After a hellish, day-long firefight on Saturday, the Thomas Fire calmed down overnight, with the smoke clearing overhead in places and the stars coming out very early Sunday morning.
Winds were just low enough for one night-flying helicopter to make water drops onto Montecito hot spots until about 12:30 a.m. It was being fed water from pump trucks at Viola Fields in Carpinteria, reported Alys Martinez of KEYT — which broadcast all night without commercials, as it had the weekend before.
The evacuation maps have not changed as of 8:30 a.m.

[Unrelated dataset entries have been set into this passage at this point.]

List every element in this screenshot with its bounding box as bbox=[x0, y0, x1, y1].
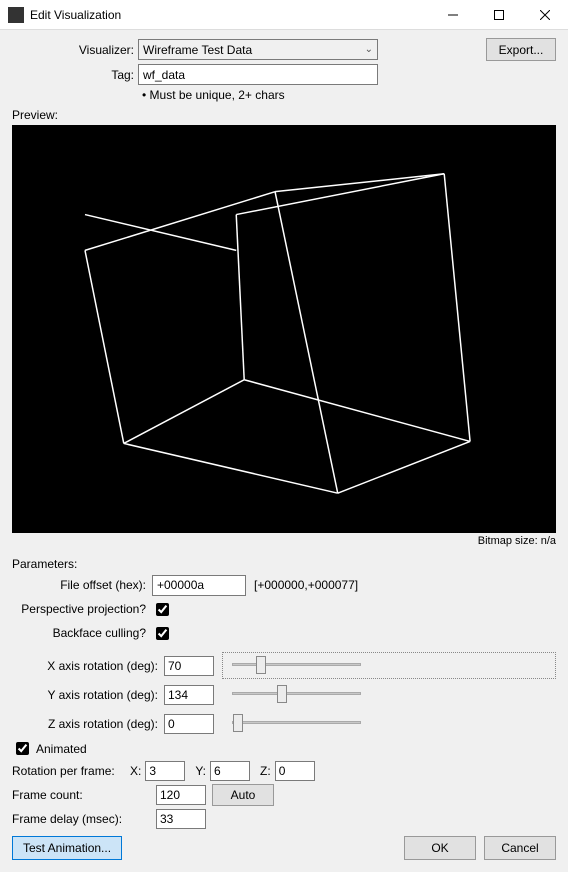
preview-label: Preview: bbox=[12, 108, 556, 122]
z-rotation-input[interactable] bbox=[164, 714, 214, 734]
file-offset-input[interactable] bbox=[152, 575, 246, 596]
rot-z-input[interactable] bbox=[275, 761, 315, 781]
rot-y-input[interactable] bbox=[210, 761, 250, 781]
tag-hint: • Must be unique, 2+ chars bbox=[142, 88, 556, 102]
rot-x-input[interactable] bbox=[145, 761, 185, 781]
app-icon bbox=[8, 7, 24, 23]
file-offset-label: File offset (hex): bbox=[12, 578, 152, 592]
frame-count-input[interactable] bbox=[156, 785, 206, 805]
z-rotation-slider[interactable] bbox=[232, 712, 361, 732]
rot-z-label: Z: bbox=[260, 764, 271, 778]
tag-input[interactable] bbox=[138, 64, 378, 85]
y-rotation-slider[interactable] bbox=[232, 683, 361, 703]
visualizer-label: Visualizer: bbox=[12, 43, 138, 57]
wireframe-cube bbox=[13, 126, 555, 532]
preview-canvas bbox=[12, 125, 556, 533]
auto-button[interactable]: Auto bbox=[212, 784, 274, 806]
window-title: Edit Visualization bbox=[30, 8, 121, 22]
backface-checkbox[interactable] bbox=[156, 627, 169, 640]
minimize-icon bbox=[448, 10, 458, 20]
rotation-per-frame-label: Rotation per frame: bbox=[12, 764, 130, 778]
x-rotation-label: X axis rotation (deg): bbox=[12, 659, 164, 673]
rot-y-label: Y: bbox=[195, 764, 206, 778]
y-rotation-input[interactable] bbox=[164, 685, 214, 705]
cancel-button[interactable]: Cancel bbox=[484, 836, 556, 860]
maximize-button[interactable] bbox=[476, 0, 522, 30]
perspective-checkbox[interactable] bbox=[156, 603, 169, 616]
test-animation-button[interactable]: Test Animation... bbox=[12, 836, 122, 860]
tag-label: Tag: bbox=[12, 68, 138, 82]
minimize-button[interactable] bbox=[430, 0, 476, 30]
backface-label: Backface culling? bbox=[12, 626, 152, 640]
y-rotation-label: Y axis rotation (deg): bbox=[12, 688, 164, 702]
bitmap-size-text: Bitmap size: n/a bbox=[12, 535, 556, 547]
close-icon bbox=[540, 10, 550, 20]
visualizer-value: Wireframe Test Data bbox=[143, 43, 252, 57]
frame-count-label: Frame count: bbox=[12, 788, 130, 802]
frame-delay-label: Frame delay (msec): bbox=[12, 812, 130, 826]
parameters-heading: Parameters: bbox=[12, 557, 556, 571]
x-rotation-slider[interactable] bbox=[232, 654, 361, 674]
perspective-label: Perspective projection? bbox=[12, 602, 152, 616]
rot-x-label: X: bbox=[130, 764, 141, 778]
chevron-down-icon: ⌄ bbox=[365, 44, 373, 55]
visualizer-select[interactable]: Wireframe Test Data ⌄ bbox=[138, 39, 378, 60]
frame-delay-input[interactable] bbox=[156, 809, 206, 829]
x-rotation-input[interactable] bbox=[164, 656, 214, 676]
file-offset-range: [+000000,+000077] bbox=[254, 578, 358, 592]
animated-checkbox[interactable] bbox=[16, 742, 29, 755]
animated-label: Animated bbox=[36, 742, 87, 756]
ok-button[interactable]: OK bbox=[404, 836, 476, 860]
titlebar: Edit Visualization bbox=[0, 0, 568, 30]
maximize-icon bbox=[494, 10, 504, 20]
z-rotation-label: Z axis rotation (deg): bbox=[12, 717, 164, 731]
close-button[interactable] bbox=[522, 0, 568, 30]
export-button[interactable]: Export... bbox=[486, 38, 556, 61]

Incident commanders added 1,500 acres to the total burned the day before, a sum of 269,000 acres with any structure damage being assessed after the sun rose. All told, on Saturday there were 34 helicopters working the Thomas Fire, which stretches from the Ventura County city of Fillmore, back to Ojai’s Sespe, and roughly east of Gibraltar Road in Santa Barbara’s front country. The finger of fire closest to Montecito touches the Tea Fire outline near Mountain Drive and goes up to East Camino Cielo Road. As of last count, 8,529 firefighters are engaged in the battle, and the total cost has risen to $116 million.

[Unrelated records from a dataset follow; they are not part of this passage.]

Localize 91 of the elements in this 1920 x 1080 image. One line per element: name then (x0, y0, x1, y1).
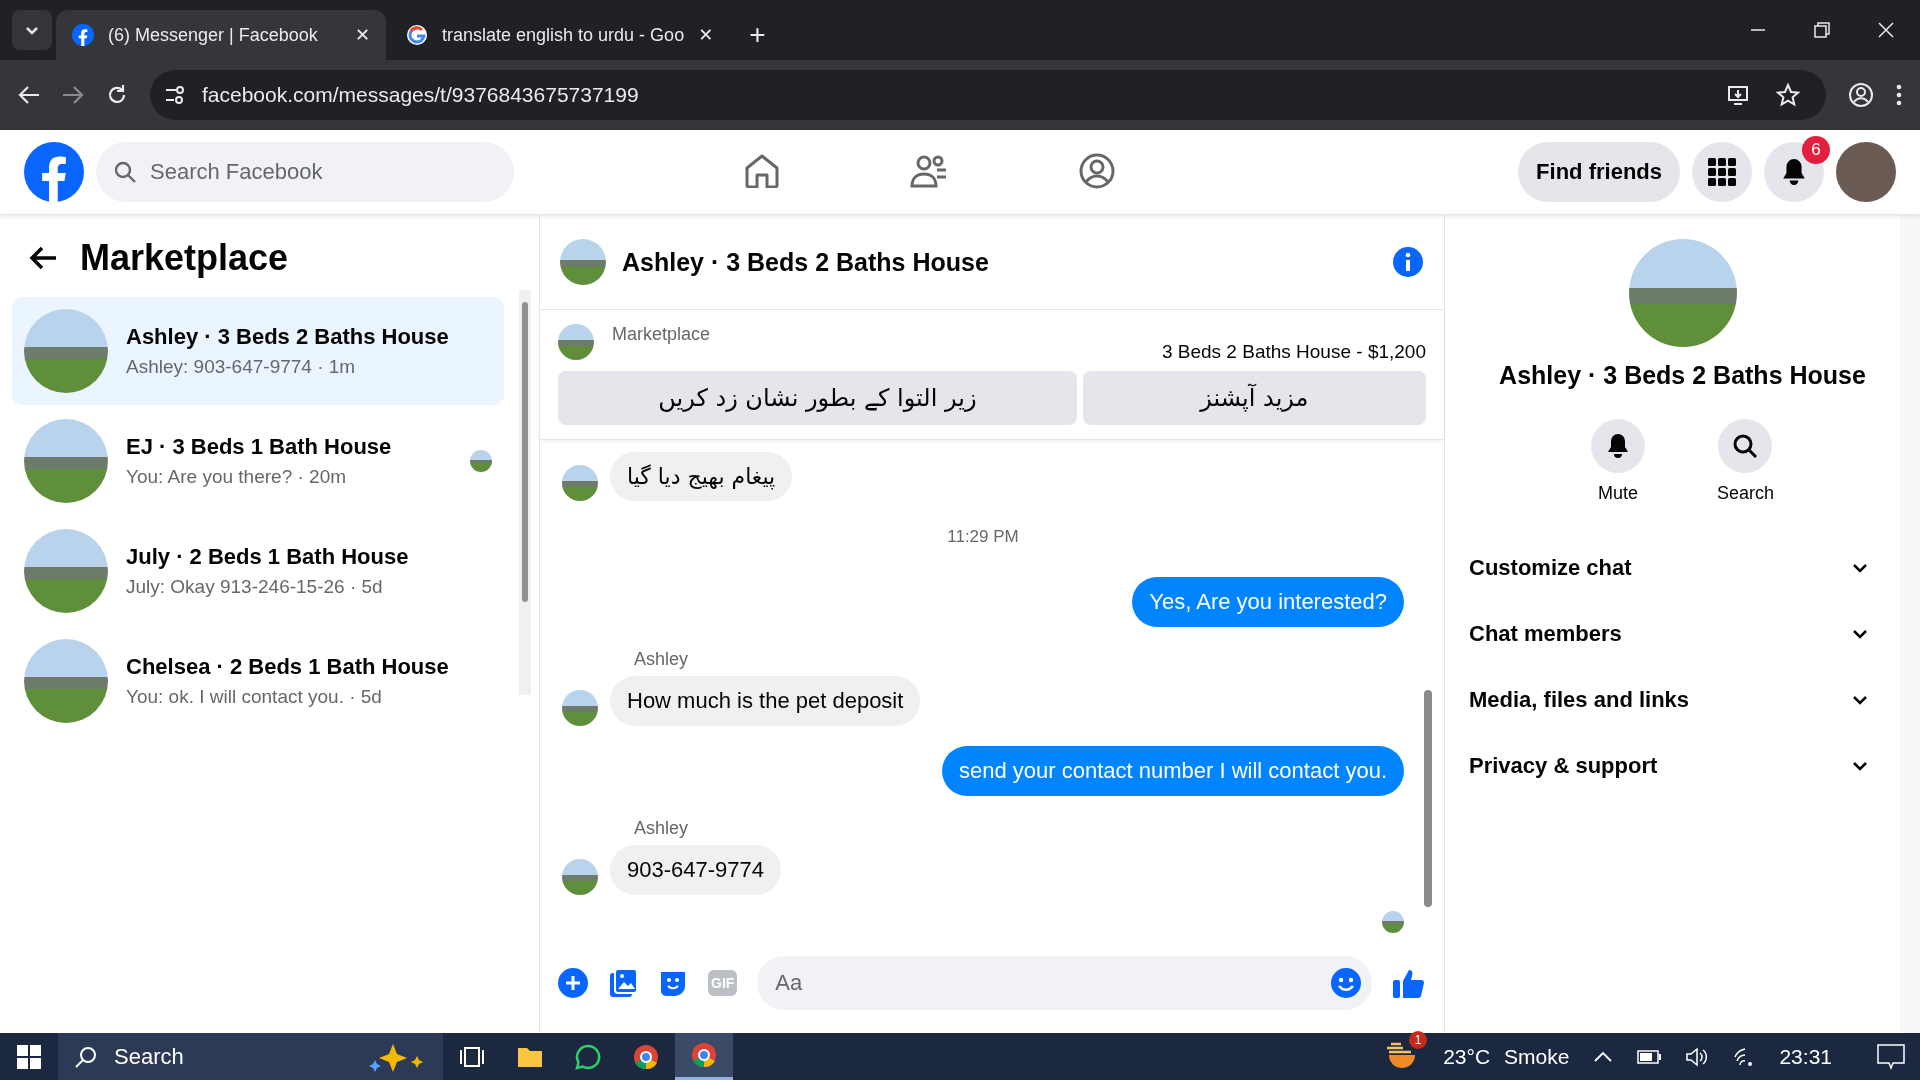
notification-badge: 6 (1802, 136, 1830, 164)
chevron-icon (1852, 563, 1868, 573)
back-icon[interactable] (28, 245, 58, 271)
task-view-icon[interactable] (459, 1044, 485, 1069)
friends-icon[interactable] (910, 153, 948, 188)
browser-tab[interactable]: translate english to urdu - Goo ✕ (390, 10, 730, 60)
chevron-icon (1852, 629, 1868, 639)
menu-button[interactable] (1692, 142, 1752, 202)
chat-action-button[interactable]: Search (1710, 418, 1780, 505)
sent-message: Yes, Are you interested? (1132, 577, 1404, 627)
browser-icon[interactable] (633, 1043, 659, 1070)
listing-action-button[interactable]: زیر التوا کے بطور نشان زد کریں (558, 371, 1077, 425)
search-field[interactable]: Search Facebook (96, 142, 514, 202)
menu-icon[interactable] (1896, 84, 1902, 106)
received-message: How much is the pet deposit (610, 676, 921, 726)
google-logo-icon (406, 24, 428, 46)
conversation-item[interactable]: Chelsea · 2 Beds 1 Bath House You: ok. I will contact you. · 5d (12, 627, 504, 735)
received-message: پیغام بھیج دیا گیا (610, 452, 793, 501)
facebook-logo-icon[interactable] (72, 24, 94, 46)
find-friends-button[interactable]: Find friends (1518, 142, 1680, 202)
install-icon[interactable] (1726, 84, 1750, 106)
sidebar-title: Marketplace (80, 237, 289, 279)
address-bar[interactable]: facebook.com/messages/t/9376843675737199 (150, 70, 1826, 120)
windows-logo-icon[interactable] (17, 1044, 41, 1069)
emoji-icon[interactable] (1330, 967, 1362, 999)
speaker-icon[interactable] (1685, 1046, 1710, 1067)
reload-icon[interactable] (106, 84, 128, 106)
weather-condition: Smoke (1504, 1044, 1570, 1069)
profile-icon[interactable] (1848, 82, 1874, 108)
taskbar-search[interactable]: Search (58, 1033, 443, 1080)
message-input[interactable]: Aa (757, 956, 1372, 1010)
bell-icon (1781, 158, 1807, 186)
message-timestamp: 11:29 PM (946, 527, 1020, 547)
temperature: 23°C (1443, 1044, 1491, 1069)
sender-name: Ashley (634, 818, 690, 839)
account-avatar[interactable] (1836, 142, 1896, 202)
conversation-item[interactable]: July · 2 Beds 1 Bath House July: Okay 913-246-15-26 · 5d (12, 517, 504, 625)
new-tab-button[interactable]: + (743, 18, 772, 52)
browser-icon[interactable] (691, 1042, 717, 1068)
plus-icon[interactable] (558, 968, 588, 998)
chat-title: Ashley · 3 Beds 2 Baths House (622, 247, 990, 277)
details-section[interactable]: Customize chat (1457, 535, 1880, 601)
battery-icon[interactable] (1637, 1049, 1662, 1064)
tab-search-button[interactable] (12, 10, 52, 50)
close-icon[interactable] (1878, 22, 1894, 38)
notification-center-icon[interactable] (1876, 1042, 1906, 1071)
received-message: 903-647-9774 (610, 845, 781, 895)
details-section[interactable]: Chat members (1457, 601, 1880, 667)
clock[interactable]: 23:31 (1779, 1044, 1832, 1069)
house-photo (562, 859, 598, 895)
folder-icon[interactable] (517, 1045, 543, 1068)
sender-name: Ashley (634, 649, 690, 670)
chevron-icon (25, 25, 39, 35)
home-icon[interactable] (744, 153, 780, 188)
search-icon (1732, 433, 1759, 459)
profile-icon[interactable] (1078, 151, 1116, 190)
restore-icon[interactable] (1814, 22, 1830, 38)
conversation-item[interactable]: EJ · 3 Beds 1 Bath House You: Are you there? · 20m (12, 407, 504, 515)
conversation-item[interactable]: Ashley · 3 Beds 2 Baths House Ashley: 903-647-9774 · 1m (12, 297, 504, 405)
site-settings-icon[interactable] (164, 85, 186, 105)
star-icon[interactable] (1776, 83, 1800, 107)
details-title: Ashley · 3 Beds 2 Baths House (1499, 361, 1866, 390)
listing-action-button[interactable]: مزید آپشنز (1082, 371, 1426, 425)
listing-title: 3 Beds 2 Baths House - $1,200 (1161, 341, 1426, 362)
house-photo (562, 690, 598, 726)
house-photo (558, 324, 594, 360)
search-icon (74, 1044, 98, 1069)
url-text: facebook.com/messages/t/9376843675737199 (202, 83, 640, 107)
house-photo (562, 465, 598, 501)
seen-avatar (1382, 911, 1404, 933)
details-section[interactable]: Privacy & support (1457, 733, 1880, 799)
weather-badge: 1 (1409, 1031, 1428, 1049)
thumbs-up-icon[interactable] (1392, 967, 1426, 999)
chat-bubble-icon[interactable] (575, 1043, 601, 1070)
chevron-icon[interactable] (1593, 1050, 1614, 1063)
listing-source: Marketplace (612, 324, 712, 345)
details-section[interactable]: Media, files and links (1457, 667, 1880, 733)
grid-icon (1708, 158, 1736, 186)
info-icon[interactable] (1392, 246, 1424, 278)
browser-tab[interactable]: (6) Messenger | Facebook ✕ (56, 10, 386, 60)
chevron-icon (1852, 695, 1868, 705)
house-photo (560, 239, 606, 285)
close-icon[interactable]: ✕ (698, 24, 714, 46)
sent-message: send your contact number I will contact you. (942, 746, 1404, 796)
forward-icon[interactable] (62, 85, 84, 105)
image-icon[interactable] (608, 968, 638, 998)
search-icon (114, 161, 136, 183)
notifications-button[interactable] (1764, 142, 1824, 202)
close-icon[interactable]: ✕ (354, 24, 370, 46)
chevron-icon (1852, 761, 1868, 771)
bell-icon (1605, 433, 1630, 459)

About 100 fire engine crews were stationed to defend homes throughout Montecito overnight, with a couple dozen commanding officers. A lookout post and more engine crews dotted the east side of Mission Canyon in case winds threw the Thomas Fire over the ridge from the Rattlesnake drainage. Winds maxed out at 36 mph around 8:30 p.m., according to the Santa Barbara Botanic Garden weather station, then dropped into steady breezes that stayed in the teens. The weather station on Montecito Peak has stopped sending a signal, said Eric Boldt of the National Weather Service, apparently burned out by the fire flare-up on Saturday morning, its last report showing a 62 mph gust.
This map outlines the areas under evacuation as of 12:00 p.m. on Tuesday, December 19. Orange areas are under a mandatory evacuation order, while voluntary evacuation areas are in yellow. Click on the brackets in the top-right corner of the map to enlarge it.
The helicopters were back on the job by daybreak, shuttling retardant and water drops across the front country. The engine crews are on 24-hour shifts, said incident spokesperson Rick Crawford, who is a captain with a Los Angeles fire agency, and remain in driveways and along roads.